Le système bancaire repose sur la confiance et la transformation. L'action première d'une banque est d'utiliser les dépôts pour financer au travers des prêts l'économie. C'est le fondement et si les clients ont le moindre doute sur la capacité de la banque de gérer cela, la chute est immédiate.

confiance perdue

La confiance passe donc par une transparence et par une gestion saine. Être une banque, c'est aussi accepter de générer moins de revenus en évitant de transformer excessivement.

La suite

La FED est venue en secours et va au final couvrir l'ensemble des dépôts pour éviter la propagation du risque. 

Les entreprises et en particulier les start-up vont certainement faire attention où sont déposés leurs argents. La multibancarisation va (re)devenir la norme de base. La gestion du bilan (Asset Liability Management) va être aussi renforcée et les fintechs vont aussi devoir démontrer une solidité plus importante. Car SVB était très largement bénéficiaire, avec de nombreuses sources de financement. 

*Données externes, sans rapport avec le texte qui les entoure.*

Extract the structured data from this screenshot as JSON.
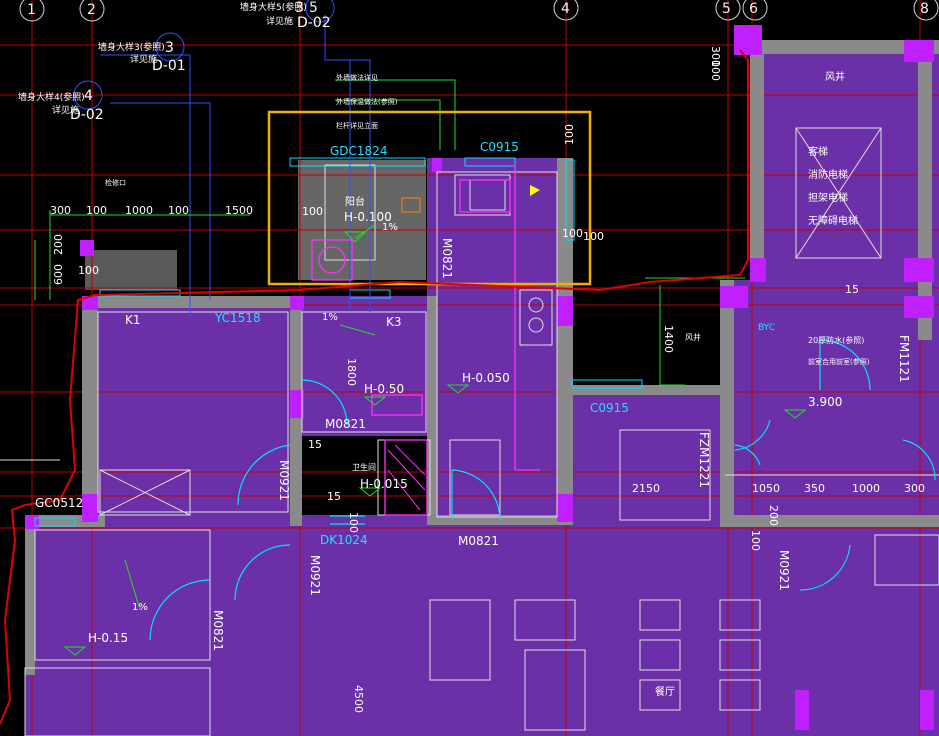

Si Silicon Valley Bank a pu connaître la failliteen quelques jours, les acteurs plus récents seraient tombés en quelques heures. 

La plupart des acteurs bancaires vont expliquer que le risque est "idiosyncratique", terme complexe utilisé régulièrement dans les grands groupes (avec le mot "cranté" aussi), pour simplement dire que le risque est spécifique à SVB et que eux ne sont pas concernés. 

Des tableaux de comparaison de chiffres vont apparaître sur LinkedIn et autres en essayant de montrer qu'une banque est plus solide que les autres. 

Le choc qu'a subi SVB est certainement 4 ou 5 fois plus important que le niveau servant de base dans le calcul du LCR par exemple.